Media Credit: Heather Dumas
David Mwambari spoke to the honors English class April 23, while Nathan Lorenz'film crew collected footage for their documentary.

David Mwambari, graduate student in Syracuse University's Pan African Studies Program, spoke during Prof. Shannon Lawson's honors English class Thursday, April 23. Nathan Lorenz, son of Dr. John Lorenz, accompanied Mwambari to film the session for a documentary.

Mwambari is originally from Rwanda and survivor of the atrocities there in 1994. His family fled to Kenya and Mwambari later traveled to the United States to study.

Lawson traveled to Rwanda last summer, and has incorporated concepts of the cultural themes she encountered there into this semester's honors English composition class.

"I thought, if my whole class is about the horrific experiences of genocide, we'll all come away with the feeling that the world is a terrible place," Lawson said.

So Lawson instead decided to frame the discussion and writing assignment on genocide around two questions. What causes ordinary people do evil things?

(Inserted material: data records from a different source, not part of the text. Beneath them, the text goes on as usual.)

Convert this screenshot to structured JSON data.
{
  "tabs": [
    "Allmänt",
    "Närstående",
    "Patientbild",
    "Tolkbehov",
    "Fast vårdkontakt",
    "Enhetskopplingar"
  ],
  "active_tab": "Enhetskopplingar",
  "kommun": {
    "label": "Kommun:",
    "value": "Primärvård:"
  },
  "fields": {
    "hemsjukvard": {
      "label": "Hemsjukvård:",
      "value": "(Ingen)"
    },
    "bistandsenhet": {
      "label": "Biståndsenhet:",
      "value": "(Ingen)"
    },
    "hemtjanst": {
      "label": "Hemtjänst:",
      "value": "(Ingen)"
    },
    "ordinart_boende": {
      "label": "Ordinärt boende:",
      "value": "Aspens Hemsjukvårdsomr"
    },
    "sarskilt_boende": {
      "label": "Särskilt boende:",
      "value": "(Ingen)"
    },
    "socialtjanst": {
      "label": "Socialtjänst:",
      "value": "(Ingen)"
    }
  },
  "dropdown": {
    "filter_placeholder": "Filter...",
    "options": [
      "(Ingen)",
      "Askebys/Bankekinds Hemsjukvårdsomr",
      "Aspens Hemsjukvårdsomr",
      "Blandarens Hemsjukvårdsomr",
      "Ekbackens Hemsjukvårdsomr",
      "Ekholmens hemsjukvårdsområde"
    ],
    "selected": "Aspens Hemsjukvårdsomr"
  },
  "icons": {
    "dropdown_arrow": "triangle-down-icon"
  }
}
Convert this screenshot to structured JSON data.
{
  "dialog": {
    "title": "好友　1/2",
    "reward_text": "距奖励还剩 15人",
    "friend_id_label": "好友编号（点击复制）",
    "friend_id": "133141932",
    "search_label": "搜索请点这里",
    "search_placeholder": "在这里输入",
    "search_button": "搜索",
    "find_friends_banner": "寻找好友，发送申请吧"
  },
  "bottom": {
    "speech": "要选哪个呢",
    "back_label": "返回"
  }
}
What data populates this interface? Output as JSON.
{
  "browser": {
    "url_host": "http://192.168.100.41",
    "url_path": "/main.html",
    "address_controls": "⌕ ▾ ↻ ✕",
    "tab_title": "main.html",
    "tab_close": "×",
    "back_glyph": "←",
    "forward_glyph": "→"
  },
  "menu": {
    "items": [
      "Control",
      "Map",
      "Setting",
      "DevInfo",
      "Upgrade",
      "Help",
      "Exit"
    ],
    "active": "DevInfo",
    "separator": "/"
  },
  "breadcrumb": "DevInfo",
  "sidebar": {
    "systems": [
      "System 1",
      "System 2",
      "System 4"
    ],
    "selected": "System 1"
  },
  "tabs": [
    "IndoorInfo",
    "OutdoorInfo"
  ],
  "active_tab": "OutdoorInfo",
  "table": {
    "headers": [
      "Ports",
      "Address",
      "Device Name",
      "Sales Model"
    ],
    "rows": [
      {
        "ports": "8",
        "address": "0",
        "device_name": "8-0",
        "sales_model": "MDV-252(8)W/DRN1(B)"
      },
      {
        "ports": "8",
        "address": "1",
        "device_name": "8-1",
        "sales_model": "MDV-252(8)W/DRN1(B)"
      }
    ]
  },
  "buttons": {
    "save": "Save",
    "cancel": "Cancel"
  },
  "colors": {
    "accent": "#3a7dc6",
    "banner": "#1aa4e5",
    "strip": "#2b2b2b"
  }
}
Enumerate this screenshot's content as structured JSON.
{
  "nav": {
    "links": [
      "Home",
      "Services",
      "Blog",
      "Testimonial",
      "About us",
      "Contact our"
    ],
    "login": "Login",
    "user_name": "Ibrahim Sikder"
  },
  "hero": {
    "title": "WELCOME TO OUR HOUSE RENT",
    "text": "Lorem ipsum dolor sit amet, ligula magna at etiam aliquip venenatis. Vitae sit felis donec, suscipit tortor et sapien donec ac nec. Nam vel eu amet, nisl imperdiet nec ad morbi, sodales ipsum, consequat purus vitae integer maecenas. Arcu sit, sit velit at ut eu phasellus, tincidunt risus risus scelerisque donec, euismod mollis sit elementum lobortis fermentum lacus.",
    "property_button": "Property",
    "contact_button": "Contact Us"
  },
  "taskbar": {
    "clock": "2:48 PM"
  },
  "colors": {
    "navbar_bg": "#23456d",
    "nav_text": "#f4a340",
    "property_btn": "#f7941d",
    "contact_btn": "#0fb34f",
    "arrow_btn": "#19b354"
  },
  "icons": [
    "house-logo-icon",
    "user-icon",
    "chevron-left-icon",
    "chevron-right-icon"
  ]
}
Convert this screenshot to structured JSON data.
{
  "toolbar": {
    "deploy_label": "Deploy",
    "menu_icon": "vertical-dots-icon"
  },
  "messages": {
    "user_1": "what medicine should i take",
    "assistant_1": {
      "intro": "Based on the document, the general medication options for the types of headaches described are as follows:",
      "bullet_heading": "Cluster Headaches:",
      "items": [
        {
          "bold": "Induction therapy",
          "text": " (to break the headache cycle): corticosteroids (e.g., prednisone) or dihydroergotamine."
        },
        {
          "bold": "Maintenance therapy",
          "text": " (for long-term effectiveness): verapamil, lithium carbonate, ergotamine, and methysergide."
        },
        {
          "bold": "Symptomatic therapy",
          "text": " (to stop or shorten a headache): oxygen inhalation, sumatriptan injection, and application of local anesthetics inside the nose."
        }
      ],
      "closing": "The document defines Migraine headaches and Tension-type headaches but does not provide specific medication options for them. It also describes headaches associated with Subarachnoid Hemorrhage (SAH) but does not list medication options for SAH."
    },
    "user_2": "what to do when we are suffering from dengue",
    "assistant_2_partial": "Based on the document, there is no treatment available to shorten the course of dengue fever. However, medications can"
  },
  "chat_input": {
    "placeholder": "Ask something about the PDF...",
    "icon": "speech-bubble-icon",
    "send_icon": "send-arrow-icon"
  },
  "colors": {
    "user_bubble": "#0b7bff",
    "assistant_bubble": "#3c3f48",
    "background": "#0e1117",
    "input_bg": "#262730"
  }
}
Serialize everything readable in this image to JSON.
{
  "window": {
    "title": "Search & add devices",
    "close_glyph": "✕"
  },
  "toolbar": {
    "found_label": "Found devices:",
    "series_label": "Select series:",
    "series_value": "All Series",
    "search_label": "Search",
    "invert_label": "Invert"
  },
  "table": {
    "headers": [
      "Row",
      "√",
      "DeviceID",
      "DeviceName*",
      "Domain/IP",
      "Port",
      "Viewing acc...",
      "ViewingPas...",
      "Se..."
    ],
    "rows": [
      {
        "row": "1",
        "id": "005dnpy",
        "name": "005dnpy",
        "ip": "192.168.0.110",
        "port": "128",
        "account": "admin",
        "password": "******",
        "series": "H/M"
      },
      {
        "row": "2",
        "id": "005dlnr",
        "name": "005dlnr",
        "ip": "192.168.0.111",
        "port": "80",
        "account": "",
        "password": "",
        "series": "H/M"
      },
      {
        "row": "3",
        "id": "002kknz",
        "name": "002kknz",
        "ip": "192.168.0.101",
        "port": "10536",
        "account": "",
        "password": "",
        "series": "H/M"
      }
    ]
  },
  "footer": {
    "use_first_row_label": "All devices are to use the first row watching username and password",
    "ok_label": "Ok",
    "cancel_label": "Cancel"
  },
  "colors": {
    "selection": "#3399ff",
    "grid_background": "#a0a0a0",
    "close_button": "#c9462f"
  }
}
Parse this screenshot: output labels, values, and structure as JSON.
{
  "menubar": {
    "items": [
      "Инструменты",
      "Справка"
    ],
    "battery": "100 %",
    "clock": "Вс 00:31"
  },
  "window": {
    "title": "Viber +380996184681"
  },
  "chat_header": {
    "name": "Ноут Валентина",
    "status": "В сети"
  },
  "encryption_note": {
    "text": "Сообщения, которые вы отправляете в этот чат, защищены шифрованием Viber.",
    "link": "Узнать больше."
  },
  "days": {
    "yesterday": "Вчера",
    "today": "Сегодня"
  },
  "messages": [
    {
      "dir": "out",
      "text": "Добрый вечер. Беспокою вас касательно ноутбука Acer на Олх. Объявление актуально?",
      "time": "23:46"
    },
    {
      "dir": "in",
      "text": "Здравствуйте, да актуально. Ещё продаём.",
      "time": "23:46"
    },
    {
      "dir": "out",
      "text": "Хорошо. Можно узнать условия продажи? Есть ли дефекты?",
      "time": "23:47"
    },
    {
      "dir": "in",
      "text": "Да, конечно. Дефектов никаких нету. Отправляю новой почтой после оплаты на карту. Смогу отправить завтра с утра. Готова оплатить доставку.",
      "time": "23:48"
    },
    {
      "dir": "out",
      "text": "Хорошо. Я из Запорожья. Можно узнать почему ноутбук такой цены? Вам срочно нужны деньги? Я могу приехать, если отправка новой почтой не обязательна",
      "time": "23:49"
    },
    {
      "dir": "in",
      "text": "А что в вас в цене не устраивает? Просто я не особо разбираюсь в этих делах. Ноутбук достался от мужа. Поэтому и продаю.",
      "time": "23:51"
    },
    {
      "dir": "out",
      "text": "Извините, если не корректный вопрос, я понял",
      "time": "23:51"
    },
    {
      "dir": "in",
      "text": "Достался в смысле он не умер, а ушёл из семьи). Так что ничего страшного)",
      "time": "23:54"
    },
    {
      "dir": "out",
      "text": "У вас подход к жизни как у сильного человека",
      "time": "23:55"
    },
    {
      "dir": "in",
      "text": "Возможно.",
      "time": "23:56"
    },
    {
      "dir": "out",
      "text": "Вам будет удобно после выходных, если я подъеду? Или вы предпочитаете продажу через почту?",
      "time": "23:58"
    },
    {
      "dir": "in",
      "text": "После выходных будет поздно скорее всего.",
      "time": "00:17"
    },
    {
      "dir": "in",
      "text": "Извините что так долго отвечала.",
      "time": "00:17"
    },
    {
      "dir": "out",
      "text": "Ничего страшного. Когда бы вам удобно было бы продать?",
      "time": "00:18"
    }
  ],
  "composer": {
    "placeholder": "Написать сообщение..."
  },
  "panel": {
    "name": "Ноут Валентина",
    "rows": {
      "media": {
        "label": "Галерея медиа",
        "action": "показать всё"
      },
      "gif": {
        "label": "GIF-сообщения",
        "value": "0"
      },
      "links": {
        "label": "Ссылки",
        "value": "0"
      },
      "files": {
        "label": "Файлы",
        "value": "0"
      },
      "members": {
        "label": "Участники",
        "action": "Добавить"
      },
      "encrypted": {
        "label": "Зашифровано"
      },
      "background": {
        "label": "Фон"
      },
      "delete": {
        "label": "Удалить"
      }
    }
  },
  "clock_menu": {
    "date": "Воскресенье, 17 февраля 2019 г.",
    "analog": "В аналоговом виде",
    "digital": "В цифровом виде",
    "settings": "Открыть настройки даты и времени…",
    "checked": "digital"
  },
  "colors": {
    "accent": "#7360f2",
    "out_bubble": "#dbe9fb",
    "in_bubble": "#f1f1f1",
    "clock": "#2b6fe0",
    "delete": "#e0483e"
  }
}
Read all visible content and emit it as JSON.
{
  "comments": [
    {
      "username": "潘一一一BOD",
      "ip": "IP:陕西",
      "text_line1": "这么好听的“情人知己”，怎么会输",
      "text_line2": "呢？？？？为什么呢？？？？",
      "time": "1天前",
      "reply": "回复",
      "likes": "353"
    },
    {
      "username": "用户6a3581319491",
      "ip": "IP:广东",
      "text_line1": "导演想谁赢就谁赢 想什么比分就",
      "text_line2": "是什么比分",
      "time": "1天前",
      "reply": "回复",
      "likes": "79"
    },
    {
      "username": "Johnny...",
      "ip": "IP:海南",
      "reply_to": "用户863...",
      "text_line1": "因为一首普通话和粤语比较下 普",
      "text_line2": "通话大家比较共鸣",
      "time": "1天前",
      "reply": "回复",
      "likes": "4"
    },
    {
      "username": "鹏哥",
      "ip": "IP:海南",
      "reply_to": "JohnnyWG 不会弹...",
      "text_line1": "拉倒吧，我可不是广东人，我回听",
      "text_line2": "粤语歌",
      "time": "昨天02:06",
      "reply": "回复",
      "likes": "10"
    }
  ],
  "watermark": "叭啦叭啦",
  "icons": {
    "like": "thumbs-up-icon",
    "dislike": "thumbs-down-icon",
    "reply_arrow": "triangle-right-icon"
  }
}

And also, what causes ordinary people to do heroic things. The students in the class wrote a research paper on this theme.

"Forgiveness is so crucial," student Abby Teske said. "Do you agree with this? And if so, how do we spread this forgiveness?"

"We must first deal with the past…You must forgive them so that you can also rest," Mwambari said.

Mwambari spoke about how much of the traditional oral teaching methods in his home country have disappeared, often because the traditional languages are dying out as western culture gains more of a stronghold.

"It's a journey. It's a lot of sleepless nights," Mwambari said of the healing process for survivors of events like genocide and war.

Now he works to raise funds to make education accessible to the people of his home country and other places in Africa with the organization Sanejo. The name translates as "building tomorrow's generation."

"My passion is education," Mwambari said. "Education makes sense."

"We (in America) take education for granted," said Clint Misamore, Mwambari's partner in this fund-raising project.

Misamore described their work as bridging the gap between optimism and opportunity.

Mwambari also lectured that evening about post-genocide Rwanda in the Flohr Lecture Hall of Clark Memorial Library.